Cheers to the Commodity Future Trading Commission!
From: WSJ
CFTC Taps Help for Cost Analysis on New Rules
By JAMILA TRINDLE
WASHINGTON—The White House office that reviews federal regulations will help derivatives regulators with the cost-benefit analysis of their rules, after regulators’ analysis of costs has been the subject of several recent lawsuits challenging new rules.
Commodity Futures Trading Commission Chairman Gary Gensler said at a meeting Thursday that the agency had entered into a memorandum of understanding with the Office of Information and Regulatory Affairs that will allow an OIRA staffer to work with the CFTC on the economic analysis of rule making.
The move comes after two lawsuits in the past six months have challenged new CFTC rules, in part, on the basis of allegedly poor analysis of the costs of the new rules. In one of the suits, the Investment Company Institute and the Chamber of Commerce in April challenged the requirement that mutual funds register with the CFTC; the groups said that the requirements would add needless costs because mutual funds are already regulated by the Securities and Exchange Commission.
Democrat Commissioner Bart Chilton, who on Wednesday called the lawsuits a “bastardization” of the legal requirement for regulators to consider costs, said the closer relationship wouldn’t affect the independence of the CFTC.

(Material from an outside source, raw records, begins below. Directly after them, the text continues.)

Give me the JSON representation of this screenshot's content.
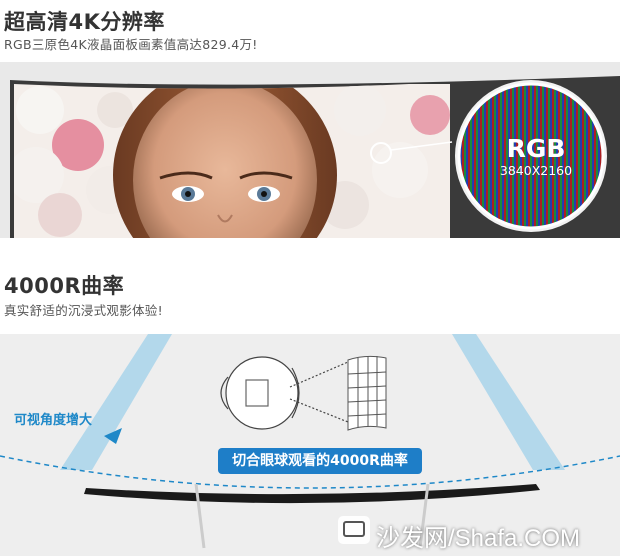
{
  "section1": {
    "title": "超高清4K分辨率",
    "subtitle": "RGB三原色4K液晶面板画素值高达829.4万!"
  },
  "rgb_callout": {
    "label": "RGB",
    "resolution": "3840X2160"
  },
  "section2": {
    "title": "4000R曲率",
    "subtitle": "真实舒适的沉浸式观影体验!",
    "fov_label": "可视角度增大",
    "badge": "切合眼球观看的4000R曲率"
  },
  "watermark": {
    "text": "沙发网/Shafa.COM"
  },
  "colors": {
    "accent_blue": "#1e7ec8",
    "fov_blue": "#a8d4ea",
    "panel_gray": "#e9e9e9"
  }
}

“It is in no way a commentary on any past or current litigation,” Mr. Chilton said. He said that memorandums of understanding are “a dime a dozen.”
Commissioner Scott O’Malia, a Republican, praised the greater cooperation with OIRA, which he said holds the gold standard for cost-benefit analysis. Mr. O’Malia sent a letter to the Office of Management and Budget earlier this year asking it to oversee the CFTC’s cost-benefit analysis, which it had declined to do, citing the CFTC’s status as an independent agency, outside the purview of the executive branch.
In the meeting Thursday, commissioners also unanimously passed a rule that would lay out further requirements for exchanges, as part of the new regulatory regime for formerly unregulated derivatives called “swaps” that Congress mandated with the 2010 Dodd-Frank law.
The commission delayed one of the more disputed parts of the proposal for exchanges that would have required any new product to have at least 85% of trades take place on the exchange, rather than in block trades or other off-exchange deals.
CFTC staff said the 85% rule would be considered later with rules for new trading platforms called “swap-execution facilities.”
Mr. Gensler also said that the commission is also considering delaying the implementation deadline for the new swaps rules for six more months to Dec. 31, 2012. The Dodd-Frank law said most rules should be implemented one-year after the July 2010 passage of the law, but regulators have pushed that deadline off while they work to finish writing rules.
Mr. Gensler also said that the agency is planning a roundtable discussion on the Volcker rule, which bans banks from proprietary trading or investing in hedge funds.